Photographers slam Flickr move to profit from images
November 25, 2014
Flickr owner Yahoo last week made more than 50 million images, including those licensed under Creative Commons, available to buy as ‘museum-quality’ prints to hang on a wall.
According to the Wall Street Journal, among those upset by Flickr’s move to sell prints for up to $49 each is US-based amateur photographer Liz West, who reportedly told the newspaper: ‘It ticked me off that somebody else is selling them when I was giving them away.’
Creative Commons is defined ‘a non-profit that offers an alternative to full copyright’, according to creativecommons.org.
The Wall Street Journal said it contacted 14 photographers who have Creative Commons-licensed work on Flickr. Six replied saying they objected to Flickr profiting from their photos.
Nelson Lourenço, a professional photographer from Portugal, told the paper that ‘selling my work and [Yahoo] getting the full money out of it came as a surprise’.
Lourenço said he expected his photos to appear in articles and other work that could be seen by the public.
Defending the move, Flickr vice-president Bernardo Hernandez told Amateur Photographer: ‘The commercial Creative Commons licenses (CC BY and CC BY-SA) are designed for the exact use case that we’re enacting through our Wall Art product.
‘Members who license under the Creative Commons commercial licenses are embracing this free license ethos and encouraging use of their copyright, whether commercially or otherwise.’
Hernandez pointed out that photographers can ‘easily change to a non-commercial Creative Commons license or withdraw from the Creative Commons license at any time’.

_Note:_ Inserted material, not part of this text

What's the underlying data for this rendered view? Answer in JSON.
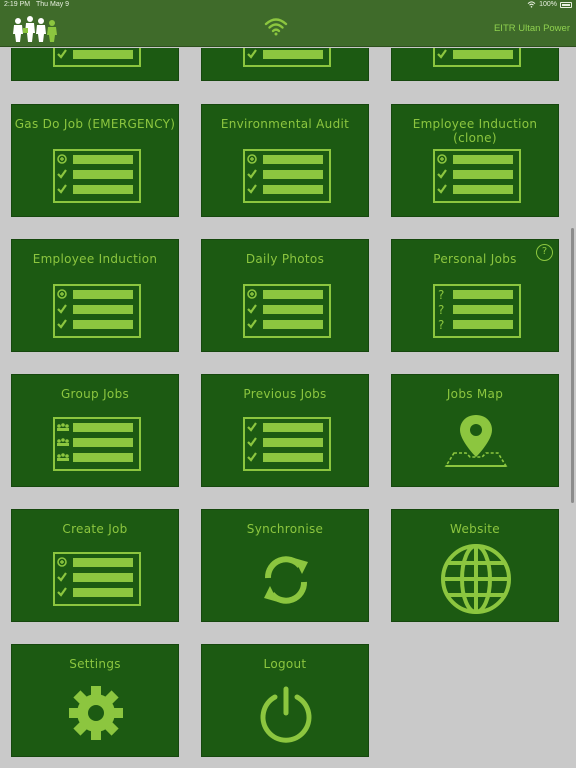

As well as Creative Commons images, Flickr has also made available images by photographers who are part of the Flickr Marketplace, an invitation-only programme where contributors receive 51% of net sales revenue from a wall art photo.
Hernandez added that Flickr ‘believes it’s possible to build a healthy and profitable marketplace for photography with the ownership of intellectual property as a core tenant of that marketplace’.